When you go to vote, especially if you have mobility, communication or other health issues that make voting difficult, you should be able to vote outside the polling place with a portable voting machine. Be persistent. Be patient. Try to go at a time when lines will be short — mid- morning or early afternoon.

And also, it’s often necessary, and always a good idea to take your photo identification and something from a third party — such as utility or other government office — showing that you live at your address — just in case, especially if it has been a few years since you voted, or you are voting in a new to you state or polling place. Before election day, check your voter registration on line — and be sure your voting location has not changed. Cure any voter identification issues (name, address, etc.) and if you change something, keep a record of what you changed. More on computer access later.

Whatever you do, please stand up for your right to vote — don’t let election board staff, or anyone else outside the polls discourage you from voting — seek the help of others if you feel unsafe. Voter fraud is so rare, yet just one vote per precinct can change an election – you may have read of the many checks and balances to avoid human error. If results are close, a recount is paid for by the Election Boards, who have budgeted for these rare occurrences. If the result is not close, a candidate may pay for a recount — there are human errors that are corrected in time with scrutiny by many layers of responsible paid and volunteer staff representing partisan political interests and candidates, both party and independent. I’ve been there done that — and even though I promote the vote, I never know how a voter is voting.

If you are in line when the polls close, you have a right to vote. If standing in line is difficult for you, at any time, or if you need to leave the line for any purpose, ask for assistance as a voter needing special assistance — and yes, you or your child/elderly dependent in your company, should be permitted to use the rest room inside the polling place and return to your place outside in line, or even to stay inside if possible. Bring an umbrella, a warm coat and a positive attitude. There will be volunteers, I hope, with whatever you need to keep you in line — yes, they will lend you their cell phone to call the sitter. Maybe even take a picture to show your supervisor why you are late or had good reason to leave early.

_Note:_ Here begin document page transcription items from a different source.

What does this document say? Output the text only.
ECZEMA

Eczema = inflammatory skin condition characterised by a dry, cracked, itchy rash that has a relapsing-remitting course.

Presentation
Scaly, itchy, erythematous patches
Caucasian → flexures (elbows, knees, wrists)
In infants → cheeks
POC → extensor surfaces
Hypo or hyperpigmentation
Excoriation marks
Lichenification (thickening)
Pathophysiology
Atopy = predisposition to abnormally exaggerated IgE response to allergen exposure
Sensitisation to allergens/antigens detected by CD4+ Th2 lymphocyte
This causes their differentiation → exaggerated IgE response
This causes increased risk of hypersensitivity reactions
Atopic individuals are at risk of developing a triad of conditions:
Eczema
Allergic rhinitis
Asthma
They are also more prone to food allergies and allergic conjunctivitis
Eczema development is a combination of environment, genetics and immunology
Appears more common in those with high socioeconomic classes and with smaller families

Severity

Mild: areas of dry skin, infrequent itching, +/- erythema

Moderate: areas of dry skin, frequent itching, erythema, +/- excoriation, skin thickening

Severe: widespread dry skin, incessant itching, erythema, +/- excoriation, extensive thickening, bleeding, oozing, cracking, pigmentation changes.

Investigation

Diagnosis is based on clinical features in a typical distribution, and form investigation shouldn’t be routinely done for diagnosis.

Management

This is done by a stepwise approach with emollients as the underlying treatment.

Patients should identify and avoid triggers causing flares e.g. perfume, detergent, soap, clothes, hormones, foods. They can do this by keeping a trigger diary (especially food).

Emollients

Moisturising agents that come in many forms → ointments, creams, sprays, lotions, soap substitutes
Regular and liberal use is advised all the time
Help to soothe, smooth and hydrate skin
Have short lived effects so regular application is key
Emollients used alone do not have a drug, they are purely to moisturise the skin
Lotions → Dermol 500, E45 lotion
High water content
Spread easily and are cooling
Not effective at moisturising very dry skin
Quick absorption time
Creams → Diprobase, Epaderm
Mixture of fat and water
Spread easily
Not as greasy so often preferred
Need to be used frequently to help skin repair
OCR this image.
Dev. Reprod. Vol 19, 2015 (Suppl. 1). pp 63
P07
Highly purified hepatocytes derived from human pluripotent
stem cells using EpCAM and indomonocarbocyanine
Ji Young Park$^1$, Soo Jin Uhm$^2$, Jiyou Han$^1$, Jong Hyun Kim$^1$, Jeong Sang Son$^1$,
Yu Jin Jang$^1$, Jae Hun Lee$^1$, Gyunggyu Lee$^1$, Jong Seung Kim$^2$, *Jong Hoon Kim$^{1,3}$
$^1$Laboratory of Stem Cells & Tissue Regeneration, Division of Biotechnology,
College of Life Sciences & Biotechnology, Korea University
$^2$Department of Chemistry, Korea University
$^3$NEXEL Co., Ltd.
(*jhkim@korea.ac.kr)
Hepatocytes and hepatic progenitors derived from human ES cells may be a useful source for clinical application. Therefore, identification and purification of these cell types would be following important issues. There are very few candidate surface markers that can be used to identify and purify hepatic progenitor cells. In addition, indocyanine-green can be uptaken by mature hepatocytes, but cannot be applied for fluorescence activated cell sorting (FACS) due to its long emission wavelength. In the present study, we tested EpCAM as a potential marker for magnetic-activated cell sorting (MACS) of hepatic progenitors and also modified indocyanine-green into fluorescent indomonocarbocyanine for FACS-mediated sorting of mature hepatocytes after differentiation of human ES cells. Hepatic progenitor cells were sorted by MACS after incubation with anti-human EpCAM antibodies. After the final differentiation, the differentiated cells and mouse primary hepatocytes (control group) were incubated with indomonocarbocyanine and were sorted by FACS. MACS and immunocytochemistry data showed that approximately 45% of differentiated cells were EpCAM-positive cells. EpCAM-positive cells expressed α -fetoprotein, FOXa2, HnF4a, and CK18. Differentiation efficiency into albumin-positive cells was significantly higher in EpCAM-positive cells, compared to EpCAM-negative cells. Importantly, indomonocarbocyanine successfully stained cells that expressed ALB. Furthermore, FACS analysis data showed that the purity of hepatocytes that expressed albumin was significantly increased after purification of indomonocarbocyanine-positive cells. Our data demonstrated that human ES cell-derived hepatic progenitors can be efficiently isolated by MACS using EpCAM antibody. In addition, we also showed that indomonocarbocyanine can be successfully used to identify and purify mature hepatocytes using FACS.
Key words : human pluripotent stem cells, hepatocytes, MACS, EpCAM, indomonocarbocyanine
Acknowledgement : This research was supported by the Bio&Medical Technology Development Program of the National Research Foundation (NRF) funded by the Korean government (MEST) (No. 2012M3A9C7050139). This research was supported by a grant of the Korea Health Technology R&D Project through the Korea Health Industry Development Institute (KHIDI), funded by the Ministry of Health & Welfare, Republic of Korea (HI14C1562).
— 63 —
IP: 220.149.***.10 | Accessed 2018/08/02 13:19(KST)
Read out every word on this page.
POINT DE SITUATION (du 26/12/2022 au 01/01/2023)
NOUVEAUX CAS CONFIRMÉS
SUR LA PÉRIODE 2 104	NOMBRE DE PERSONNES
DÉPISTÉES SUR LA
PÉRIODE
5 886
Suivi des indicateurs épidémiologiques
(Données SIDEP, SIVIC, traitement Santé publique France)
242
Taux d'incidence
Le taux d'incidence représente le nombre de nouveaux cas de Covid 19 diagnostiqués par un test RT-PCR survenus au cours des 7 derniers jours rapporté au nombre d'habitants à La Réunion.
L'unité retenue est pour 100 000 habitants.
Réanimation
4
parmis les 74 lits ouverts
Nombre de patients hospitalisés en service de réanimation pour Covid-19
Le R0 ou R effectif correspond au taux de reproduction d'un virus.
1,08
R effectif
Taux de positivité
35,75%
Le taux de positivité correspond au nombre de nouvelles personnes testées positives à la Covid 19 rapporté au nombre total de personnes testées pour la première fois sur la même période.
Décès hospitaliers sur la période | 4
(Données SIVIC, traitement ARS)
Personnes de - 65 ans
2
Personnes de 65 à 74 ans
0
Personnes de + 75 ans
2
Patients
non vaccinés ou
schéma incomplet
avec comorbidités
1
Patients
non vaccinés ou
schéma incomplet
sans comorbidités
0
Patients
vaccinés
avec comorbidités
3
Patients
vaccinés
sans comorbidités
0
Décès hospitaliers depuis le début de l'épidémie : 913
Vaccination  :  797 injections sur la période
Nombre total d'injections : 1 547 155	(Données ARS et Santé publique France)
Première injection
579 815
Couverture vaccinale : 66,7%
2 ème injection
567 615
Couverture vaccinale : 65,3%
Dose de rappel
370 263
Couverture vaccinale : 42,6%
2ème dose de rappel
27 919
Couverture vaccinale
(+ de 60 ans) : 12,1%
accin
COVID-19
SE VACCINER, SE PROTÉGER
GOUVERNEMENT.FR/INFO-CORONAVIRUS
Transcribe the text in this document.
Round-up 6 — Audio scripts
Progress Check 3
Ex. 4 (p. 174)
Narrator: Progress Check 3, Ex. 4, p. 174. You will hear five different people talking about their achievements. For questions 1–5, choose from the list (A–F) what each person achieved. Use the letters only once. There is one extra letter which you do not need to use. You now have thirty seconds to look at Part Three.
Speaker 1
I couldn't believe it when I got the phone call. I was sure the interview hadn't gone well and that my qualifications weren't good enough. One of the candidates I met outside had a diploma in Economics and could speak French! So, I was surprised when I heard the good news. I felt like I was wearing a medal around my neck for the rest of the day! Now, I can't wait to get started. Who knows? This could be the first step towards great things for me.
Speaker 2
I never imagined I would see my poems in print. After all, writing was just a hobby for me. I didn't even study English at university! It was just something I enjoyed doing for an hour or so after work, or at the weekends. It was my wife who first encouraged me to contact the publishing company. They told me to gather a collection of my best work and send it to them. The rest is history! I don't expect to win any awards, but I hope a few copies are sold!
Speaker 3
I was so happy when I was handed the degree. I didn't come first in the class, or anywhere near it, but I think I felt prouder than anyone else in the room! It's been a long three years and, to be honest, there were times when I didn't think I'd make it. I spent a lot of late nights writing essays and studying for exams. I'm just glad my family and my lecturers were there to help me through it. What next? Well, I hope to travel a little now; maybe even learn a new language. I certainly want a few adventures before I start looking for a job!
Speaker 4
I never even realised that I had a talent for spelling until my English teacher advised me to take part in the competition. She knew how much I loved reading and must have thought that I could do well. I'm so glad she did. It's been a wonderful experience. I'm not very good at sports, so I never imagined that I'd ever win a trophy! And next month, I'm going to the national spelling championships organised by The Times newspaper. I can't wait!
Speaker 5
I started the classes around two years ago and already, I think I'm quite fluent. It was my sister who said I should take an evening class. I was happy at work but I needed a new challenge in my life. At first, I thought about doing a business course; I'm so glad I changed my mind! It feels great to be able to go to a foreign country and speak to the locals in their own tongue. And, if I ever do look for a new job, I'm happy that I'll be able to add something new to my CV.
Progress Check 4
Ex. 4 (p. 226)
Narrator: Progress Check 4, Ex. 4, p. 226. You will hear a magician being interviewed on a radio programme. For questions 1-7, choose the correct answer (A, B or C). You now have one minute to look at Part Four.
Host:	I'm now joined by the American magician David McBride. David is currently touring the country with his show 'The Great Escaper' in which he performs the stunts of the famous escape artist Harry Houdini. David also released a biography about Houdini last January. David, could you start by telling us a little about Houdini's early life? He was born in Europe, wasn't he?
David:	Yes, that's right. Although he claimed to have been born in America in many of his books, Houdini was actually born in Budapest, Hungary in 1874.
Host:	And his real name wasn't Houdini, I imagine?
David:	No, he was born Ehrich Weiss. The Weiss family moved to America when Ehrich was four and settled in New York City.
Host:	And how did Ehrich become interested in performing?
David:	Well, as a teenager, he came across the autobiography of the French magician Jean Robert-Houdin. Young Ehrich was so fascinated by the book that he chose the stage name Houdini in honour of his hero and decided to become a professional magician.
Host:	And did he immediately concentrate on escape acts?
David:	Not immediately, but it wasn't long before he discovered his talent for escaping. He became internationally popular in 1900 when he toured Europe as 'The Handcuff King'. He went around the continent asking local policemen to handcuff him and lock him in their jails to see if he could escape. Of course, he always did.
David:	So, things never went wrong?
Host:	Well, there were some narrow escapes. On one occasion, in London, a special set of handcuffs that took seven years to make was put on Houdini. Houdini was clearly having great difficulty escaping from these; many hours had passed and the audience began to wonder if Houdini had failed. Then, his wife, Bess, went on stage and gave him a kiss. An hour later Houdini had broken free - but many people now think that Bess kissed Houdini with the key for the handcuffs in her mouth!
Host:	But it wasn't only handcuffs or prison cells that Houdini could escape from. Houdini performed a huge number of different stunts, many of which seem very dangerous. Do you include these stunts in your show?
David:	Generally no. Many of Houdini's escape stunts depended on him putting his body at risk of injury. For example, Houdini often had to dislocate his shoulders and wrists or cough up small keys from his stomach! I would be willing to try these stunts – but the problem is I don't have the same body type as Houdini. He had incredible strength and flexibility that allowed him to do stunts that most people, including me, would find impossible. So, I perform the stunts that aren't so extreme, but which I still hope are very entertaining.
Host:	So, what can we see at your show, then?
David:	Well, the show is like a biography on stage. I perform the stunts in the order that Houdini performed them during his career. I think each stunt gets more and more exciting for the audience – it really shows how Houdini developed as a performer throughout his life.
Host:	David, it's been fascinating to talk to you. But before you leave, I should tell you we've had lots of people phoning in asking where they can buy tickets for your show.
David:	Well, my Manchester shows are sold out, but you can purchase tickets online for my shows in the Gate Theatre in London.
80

In my state, voters can register at the motor vehicle licensing office, and do not need to prove their citizenship when they vote as required in certain states whose voter laws have risen to voter intimidation under review by federal courts. However, as a volunteer who observes voting, in a state that was under scrutiny by the US Federal government, I am aware that one in 20 of these DMV registrations has resulted in an error. Hopefully this year will be different. Similarly, if you changed your name for whatever reason, or your name is commonly misspelled, or you are moving in and out of the country for your job (military, government), or you are a new voter, or a naturalized citizen, it’s a good idea to verify your registration in advance of voting in person. It’s a lot easier and will save you time to fix these common voter registration issues in advance of election day, rather than after, when you may have to make a second trip further from your home.

If you do not have access to the internet, you can go to a voting location for early, in person absentee voting, and a paid staff member will check your voting registration for you, and you may be allowed to vote at that time if you qualify. You can call your election board to verify your registration, but it may take a while until you can speak with a person to verify your registration.

Vote regularly, and early, absentee if you can to avoid standing in line or to vote on a Saturday, and your registration issues will be minimized!

Don’t be bullied by those who would reduce the numbers of qualified voters voting — vote!